What that means is that when you purchase restricted stock, you own it, but someone else might have the right to repurchase it if certain conditions are not met.
In the context of entrepreneurs and startups, vesting usually comes up as a means by which founders prevent significant stock ownership from falling outside the hands of parties not actively participating in the company.
It is customary and wise for startups to issue stock to founders based on a vesting schedule. This vesting schedule provides a timetable by which a founder’s conditional ownership in stock of a company transfers to unconditional ownership in a company. There is no absolute, hard and fast rule as to what the timetable should be to transfer stock into the hands of a founder. That all depends on what a company’s expectations of founders are and the timetable for exit. The standard timetable for stock vesting is “four years with a one year cliff.” That just means that no vesting occurs in the first year, after which 25% would vest. Another 1/48th would then vest every month for the next four years.
If a founder leaves before the stock has fully vested, the company typically has the right to repurchase the stock at a given price, which can be determined by the language of the contract.
Why is vesting important?
Founder disputes are more common than not. Yet, because most founders do not start in a position where they are sitting on a mountain of cash, most founders work for equity in the startup. Vesting is the means by which founders can be rewarded with equity for working with a startup without hamstringing the company if they leave because of dispute or difference of opinion.

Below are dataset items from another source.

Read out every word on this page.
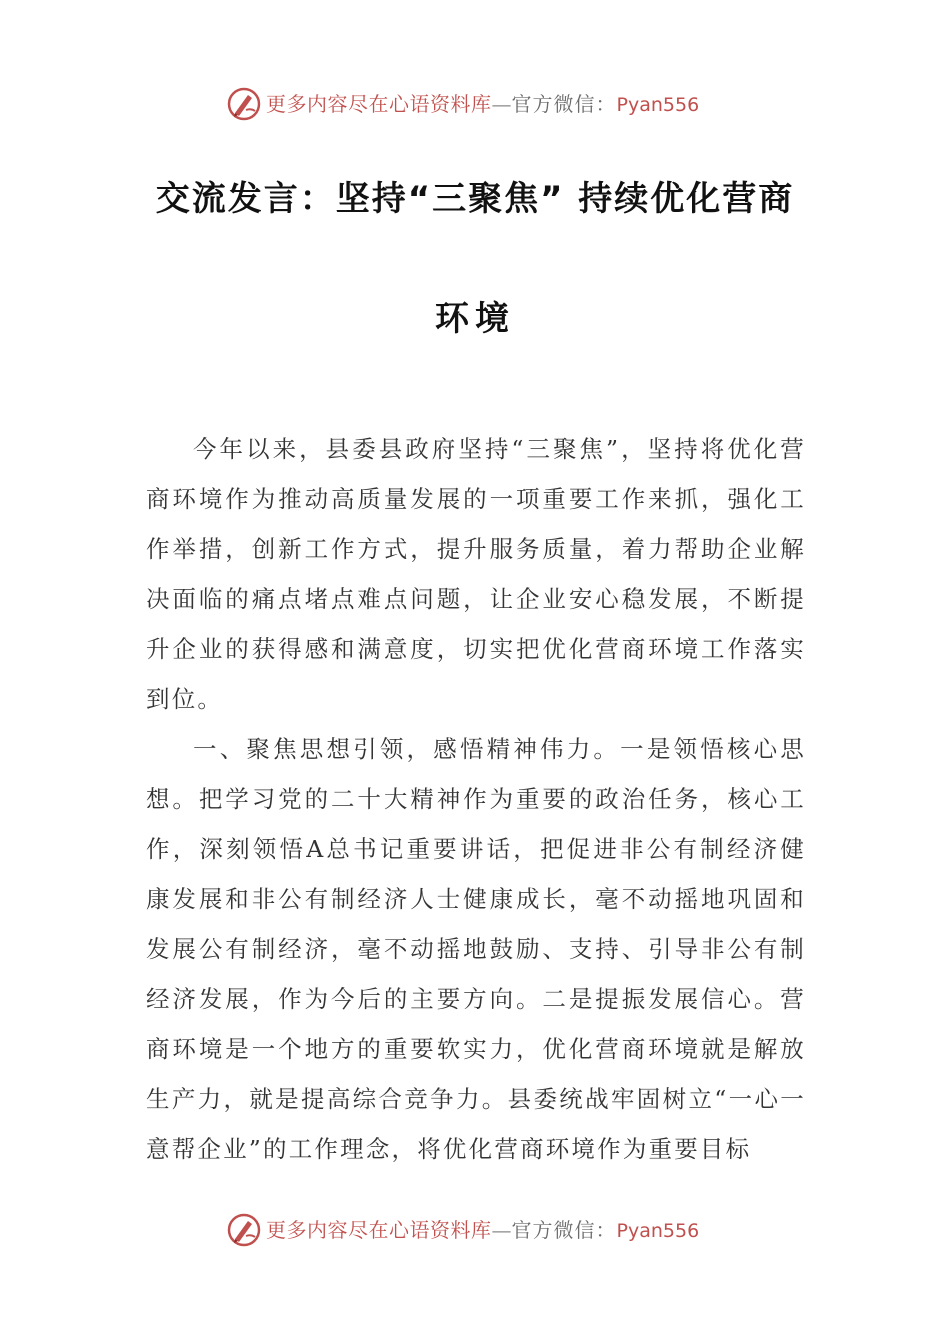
更多内容尽在心语资料库—官方微信：Pyan556
交流发言：坚持“三聚焦” 持续优化营商
环境

今年以来，县委县政府坚持“三聚焦”，坚持将优化营商环境作为推动高质量发展的一项重要工作来抓，强化工作举措，创新工作方式，提升服务质量，着力帮助企业解决面临的痛点堵点难点问题，让企业安心稳发展，不断提升企业的获得感和满意度，切实把优化营商环境工作落实到位。

一、聚焦思想引领，感悟精神伟力。一是领悟核心思想。把学习党的二十大精神作为重要的政治任务，核心工作，深刻领悟A总书记重要讲话，把促进非公有制经济健康发展和非公有制经济人士健康成长，毫不动摇地巩固和发展公有制经济，毫不动摇地鼓励、支持、引导非公有制经济发展，作为今后的主要方向。二是提振发展信心。营商环境是一个地方的重要软实力，优化营商环境就是解放生产力，就是提高综合竞争力。县委统战牢固树立“一心一意帮企业”的工作理念，将优化营商环境作为重要目标

更多内容尽在心语资料库—官方微信：Pyan556
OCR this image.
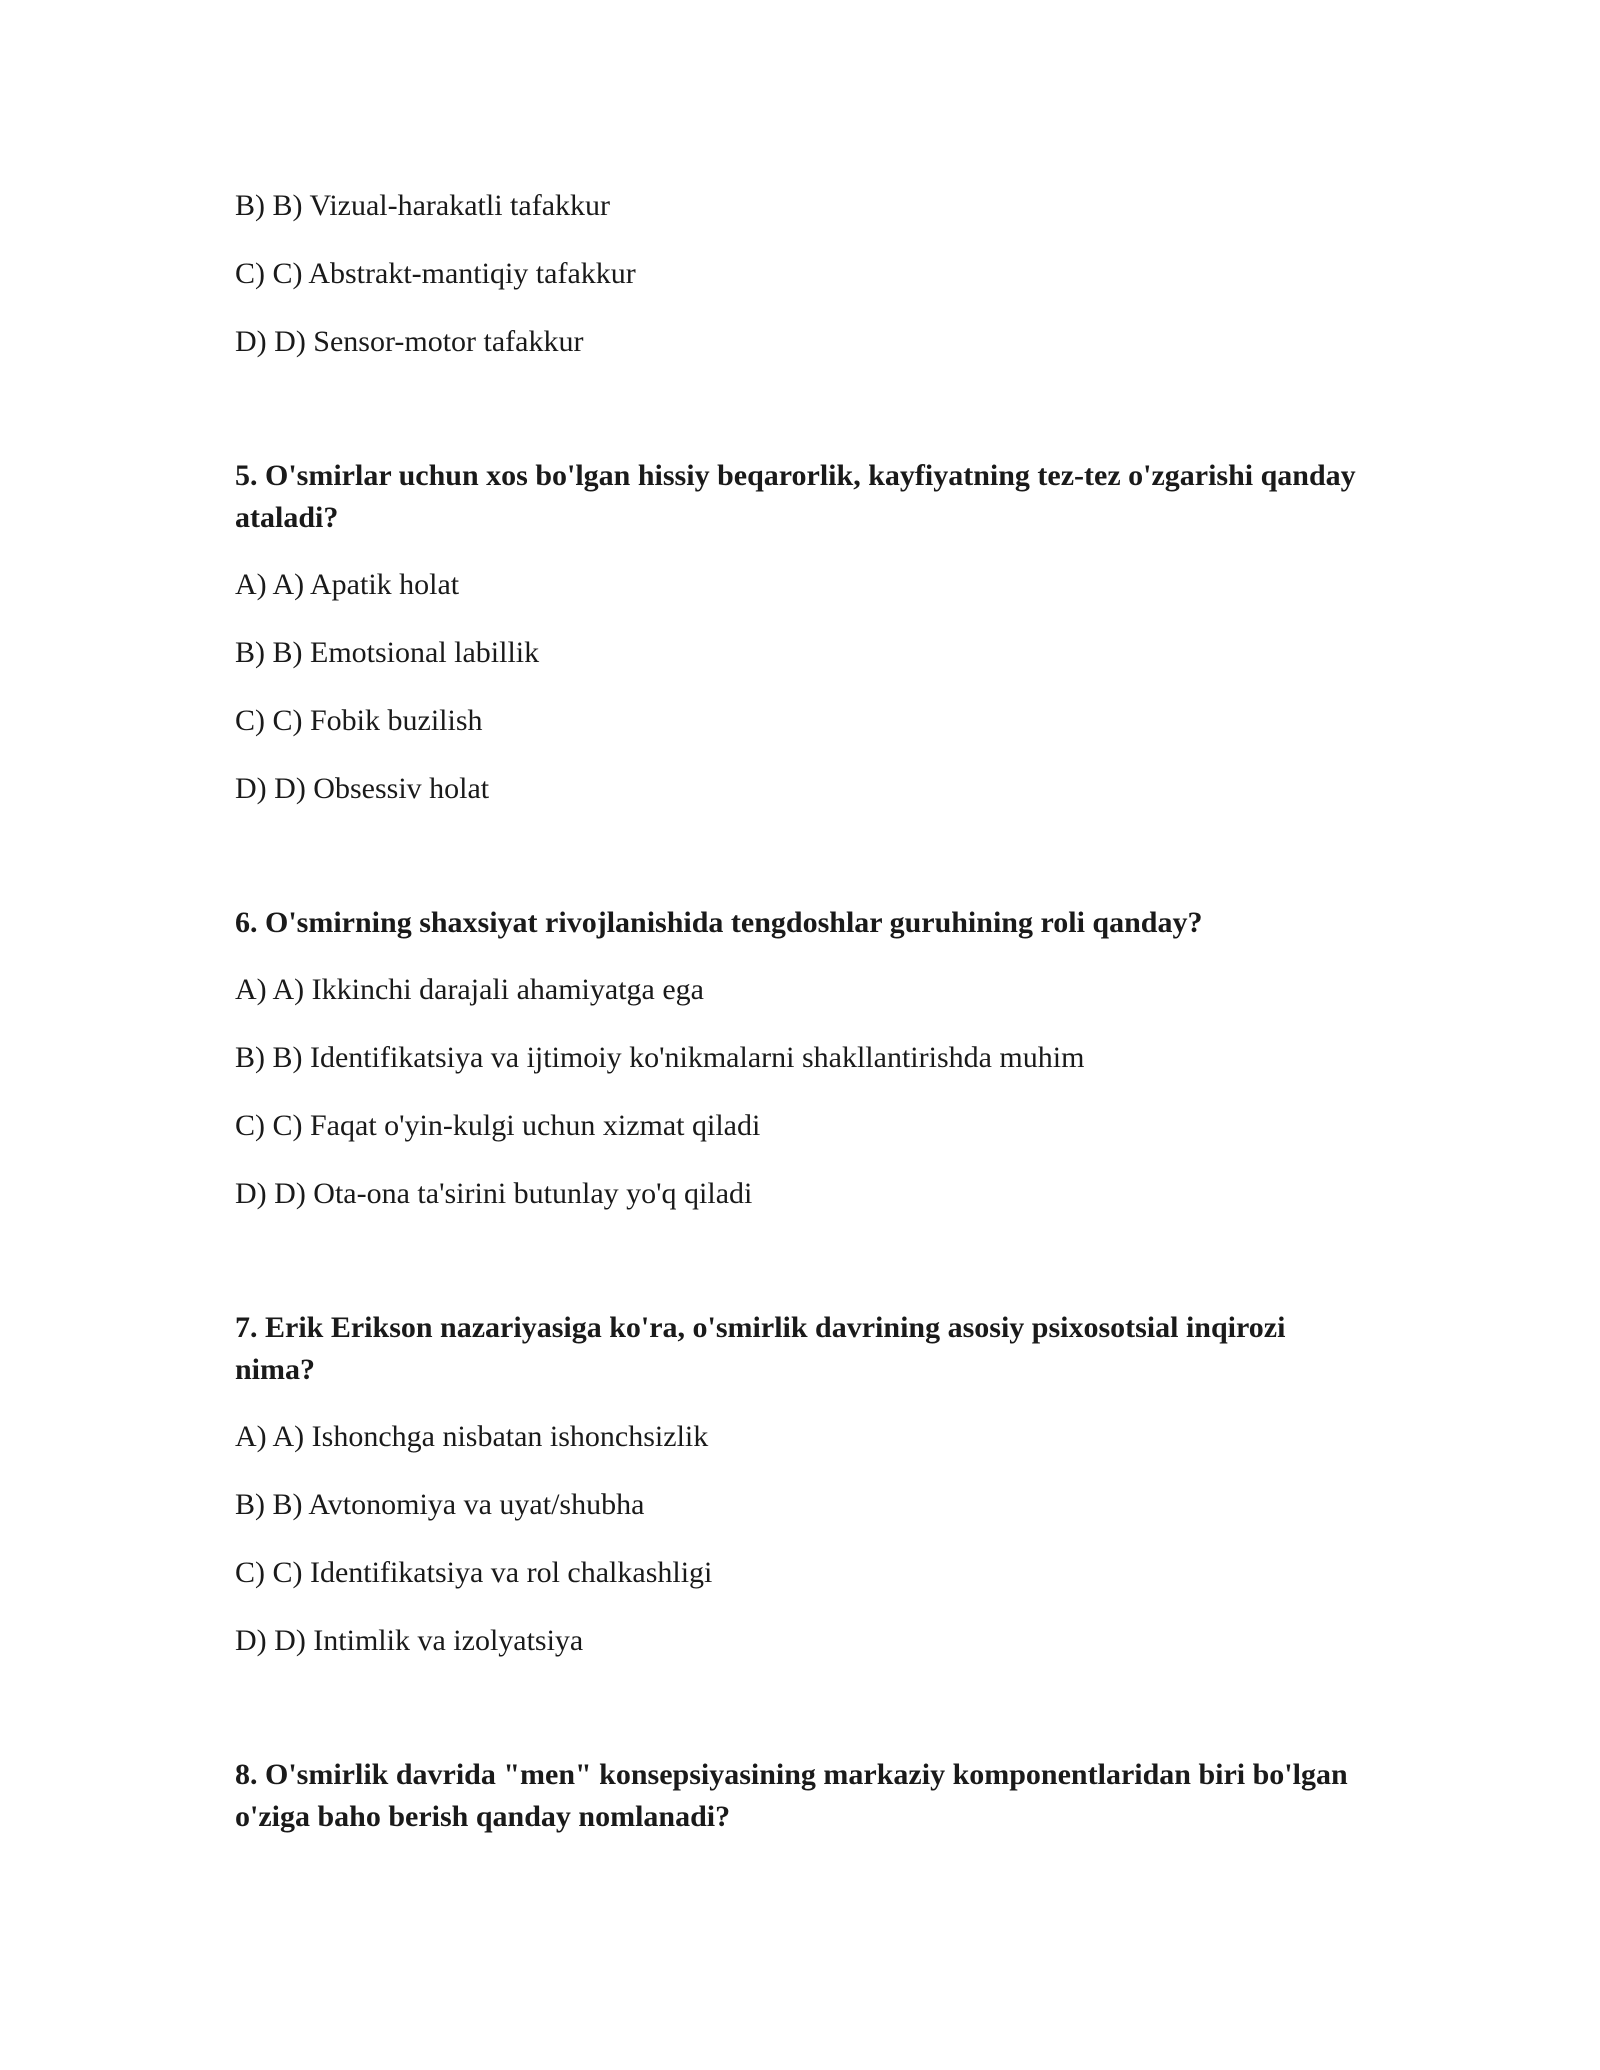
B) B) Vizual-harakatli tafakkur
C) C) Abstrakt-mantiqiy tafakkur
D) D) Sensor-motor tafakkur
5. O'smirlar uchun xos bo'lgan hissiy beqarorlik, kayfiyatning tez-tez o'zgarishi qanday ataladi?
A) A) Apatik holat
B) B) Emotsional labillik
C) C) Fobik buzilish
D) D) Obsessiv holat
6. O'smirning shaxsiyat rivojlanishida tengdoshlar guruhining roli qanday?
A) A) Ikkinchi darajali ahamiyatga ega
B) B) Identifikatsiya va ijtimoiy ko'nikmalarni shakllantirishda muhim
C) C) Faqat o'yin-kulgi uchun xizmat qiladi
D) D) Ota-ona ta'sirini butunlay yo'q qiladi
7. Erik Erikson nazariyasiga ko'ra, o'smirlik davrining asosiy psixosotsial inqirozi nima?
A) A) Ishonchga nisbatan ishonchsizlik
B) B) Avtonomiya va uyat/shubha
C) C) Identifikatsiya va rol chalkashligi
D) D) Intimlik va izolyatsiya
8. O'smirlik davrida "men" konsepsiyasining markaziy komponentlaridan biri bo'lgan o'ziga baho berish qanday nomlanadi?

There are many ways a departed founder can hamstring a company. For one, a shareholder with a significant percentage of stock also may have significant voting influence that could impact the startup ability’s to make important decisions. Also, a departed founder might slow down or derail negotiations with an investor because they aren’t willing to dilute their ownership percentage to accommodate an investor. Perhaps more significantly, since startups usually value their stock at a low price initially, if you don’t have a schedule for vesting stock, you might be forced to hand over part of your company to someone who might not have earned it!
A vesting schedule is a critical vehicle for rewarding those who work to make a startup great while keeping significant possession out of the hands of those who depart early in the process. It’s a must-have for founders who want to protect the future of their company.